La Justicia de Brasil ordenó este jueves la detención preventiva de Agostina Páez, la abogada santiagueña imputada por insultos raciales y racismo en la ciudad de Río de Janeiro. La medida fue dispuesta por el 37º Juzgado Penal, que aceptó el pedido del Ministerio Público del Estado de Río de Janeiro (MPRJ).
Páez fue denunciada luego de ser filmada el pasado 14 de enero en un bar de Ipanema, en la Zona Sur de la ciudad, donde habría realizado gestos ofensivos imitando a un mono contra empleados del local. El video se viralizó rápidamente y dio inicio a una investigación penal en su contra.

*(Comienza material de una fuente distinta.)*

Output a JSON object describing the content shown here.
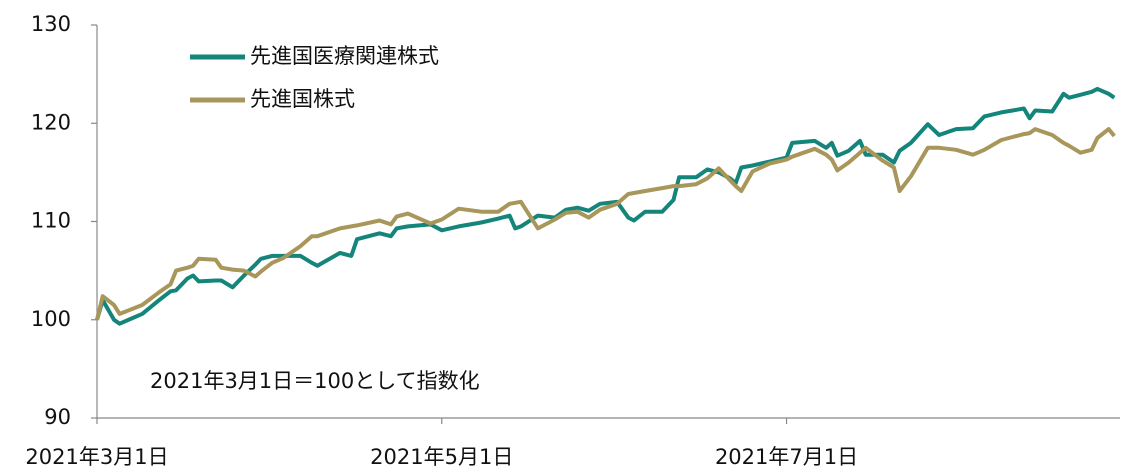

Durante el proceso judicial, las autoridades ya habían ordenado el secuestro de su pasaporte y la colocación de una tobillera electrónica como medidas cautelares. Sin embargo, el fiscal consideró que estas disposiciones no resultaban suficientes para garantizar el cumplimiento del proceso.
En el pedido de prisión preventiva, el Ministerio Público sostuvo que la abogada fue formalmente acusada de tres delitos de insultos raciales, y subrayó que el hecho de ser turista y no contar con residencia estable en Brasil incrementa el riesgo de fuga. “Las medidas cautelares distintas de la prisión no son suficientes para neutralizar el peligro procesal existente”, señala el documento judicial.
El fiscal también argumentó que la conducta de la imputada refuerza la necesidad de la detención, ya que habría continuado con actitudes discriminatorias incluso después de haber sido advertida por funcionarios de que su comportamiento constituía un delito en Brasil.
Según la acusación, esta actitud demuestra un “desprecio por las normas legales y sociales” y un bajo respeto por las órdenes judiciales. De ser hallada culpable, Agostina Páez podría enfrentar una pena de entre 2 y 5 años de prisión, conforme a la legislación brasileña vigente en materia de delitos raciales.